Der IS wird sich nur in Zusammenarbeit mit den Sunniten Syriens und des Iraks effektiv bekämpfen lassen.

Der IS wird sich nur in Zusammenarbeit mit den Sunniten Syriens und des Iraks effektiv bekämpfen lassen. Wie das geht, hat die syrische Opposition bereits 2014 vorgemacht, als sie den IS aus mehreren Provinzen vertrieb. Angesichts des fortgesetzten Krieges mit dem Assad-Regime, der den Dschihadisten laufend neue Rekruten beschert, verfügt die syrische Opposition jedoch nicht über die Kapazitäten für eine umfassende Kampagne. Im Irak sehen sich die marginalisierten Sunniten einer schiitisch-iranisch dominierten Regierung ausgeliefert, deren Streitkräfte mittlerweile von für ihre Gräueltaten gegen Sunniten berüchtigten Milizen dominiert werden. Die sunnitischen Akteure erhalten keine Hilfe zur Selbsthilfe und unterwerfen sich, wohl oder übel, der Herrschaft des IS, der eine eigenwillige Form von Sicherheit gewährt.
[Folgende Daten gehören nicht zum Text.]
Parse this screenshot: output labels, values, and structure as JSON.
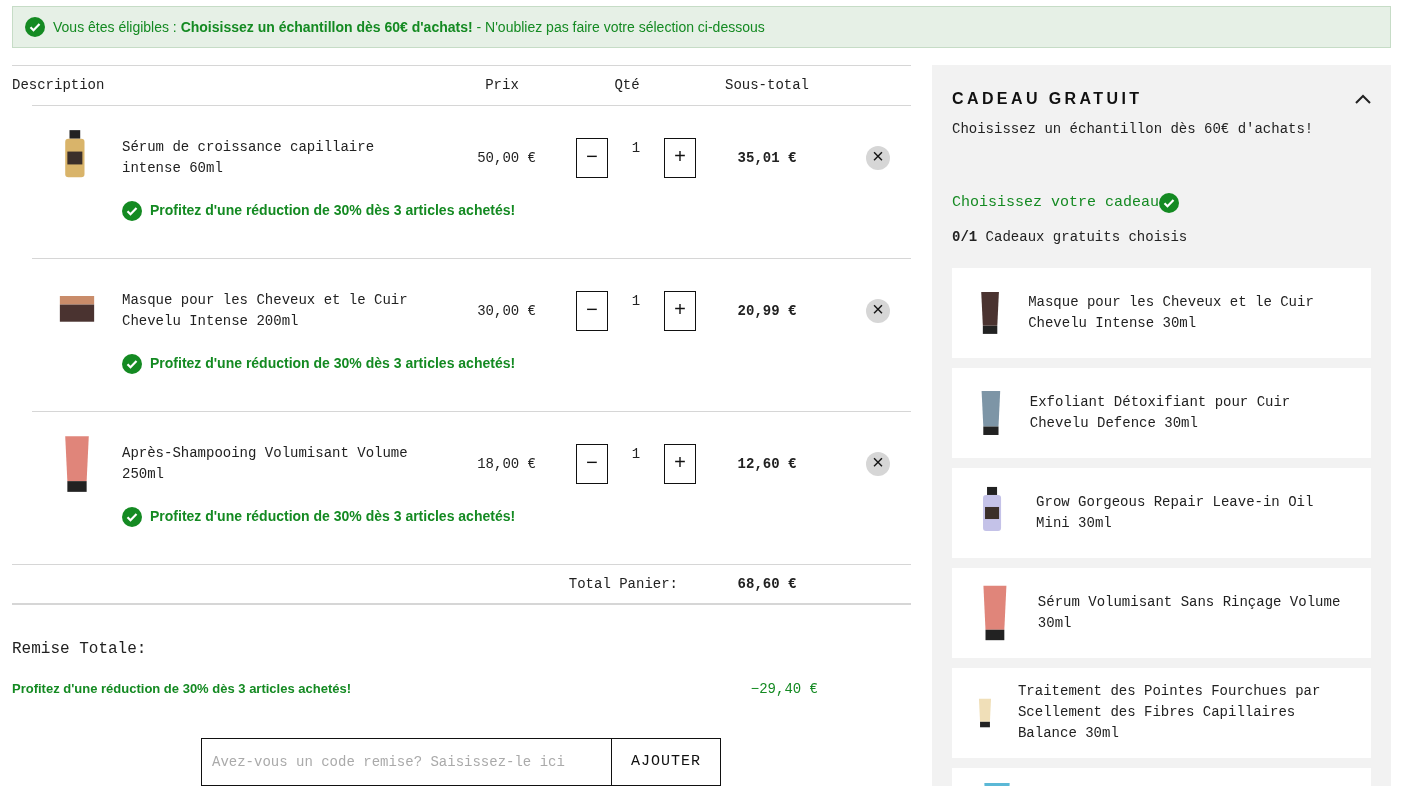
{
  "banner": {
    "text": "Vous êtes éligibles : **Choisissez un échantillon dès 60€ d'achats!** - N'oubliez pas faire votre sélection ci-dessous"
  },
  "cart": {
    "columns": [
      "Description",
      "Prix",
      "Qté",
      "Sous-total"
    ],
    "items": [
      {
        "name": "Sérum de croissance capillaire intense 60ml",
        "price": "50,00 €",
        "quantity": "1",
        "minus": "−",
        "plus": "+",
        "subtotal": "35,01 €",
        "remove": "×",
        "promo": "Profitez d'une réduction de 30% dès 3 articles achetés!",
        "image": {
          "kind": "bottle",
          "color": "#d9b46a"
        }
      },
      {
        "name": "Masque pour les Cheveux et le Cuir Chevelu Intense 200ml",
        "price": "30,00 €",
        "quantity": "1",
        "minus": "−",
        "plus": "+",
        "subtotal": "20,99 €",
        "remove": "×",
        "promo": "Profitez d'une réduction de 30% dès 3 articles achetés!",
        "image": {
          "kind": "jar",
          "color": "#4a3330"
        }
      },
      {
        "name": "Après-Shampooing Volumisant Volume 250ml",
        "price": "18,00 €",
        "quantity": "1",
        "minus": "−",
        "plus": "+",
        "subtotal": "12,60 €",
        "remove": "×",
        "promo": "Profitez d'une réduction de 30% dès 3 articles achetés!",
        "image": {
          "kind": "tube",
          "color": "#e0857a"
        }
      }
    ],
    "total_label": "Total Panier:",
    "total_value": "68,60 €"
  },
  "discount": {
    "title": "Remise Totale:",
    "label": "Profitez d'une réduction de 30% dès 3 articles achetés!",
    "amount": "−29,40 €"
  },
  "coupon": {
    "placeholder": "Avez-vous un code remise? Saisissez-le ici",
    "button": "AJOUTER"
  },
  "gift_panel": {
    "title": "CADEAU GRATUIT",
    "expanded": true,
    "subtitle": "Choisissez un échantillon dès 60€ d'achats!",
    "choose_label": "Choisissez votre cadeau",
    "count": "**0/1** Cadeaux gratuits choisis",
    "items": [
      {
        "name": "Masque pour les Cheveux et le Cuir Chevelu Intense 30ml",
        "image": {
          "kind": "tube",
          "color": "#4a3330"
        }
      },
      {
        "name": "Exfoliant Détoxifiant pour Cuir Chevelu Defence 30ml",
        "image": {
          "kind": "tube",
          "color": "#7d95a6"
        }
      },
      {
        "name": "Grow Gorgeous Repair Leave-in Oil Mini 30ml",
        "image": {
          "kind": "bottle",
          "color": "#c4c2e8"
        }
      },
      {
        "name": "Sérum Volumisant Sans Rinçage Volume 30ml",
        "image": {
          "kind": "tube",
          "color": "#e0857a"
        }
      },
      {
        "name": "Traitement des Pointes Fourchues par Scellement des Fibres Capillaires Balance 30ml",
        "image": {
          "kind": "tube",
          "color": "#f0dfb8"
        }
      },
      {
        "image": {
          "kind": "tube",
          "color": "#5bb8d6"
        }
      }
    ]
  }
}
Die Kurden sind zwar Teil des regionalen Gefüges, doch weder ihre Legitimität noch ihre Ambitionen reichen wesentlich über ihre Siedlungsgebiete hinaus. Unterstützung ist, wie so oft, ein Nullsummenspiel: Die erhöhten Waffenlieferungen an die YPG gingen mit einer Abwendung der USA von den syrischen Rebellen einher. Auch die Frage, ob und wen die deutsche Bundesregierung im Kampf gegen den IS unterstützen soll, ist seit der Präsenz von Ausbildern der Bundeswehr im Nordirak nicht weiter thematisiert worden. Unbeachtet bleibt das Schicksal der Sunniten beider Länder, die den IS überwiegend als Besatzungsmacht ihrer Siedlungsgebiete ablehnen und der Schlüssel zum Kampf gegen die Dschihadisten sind. Die Kurden können und wollen diese Aufgabe nicht übernehmen.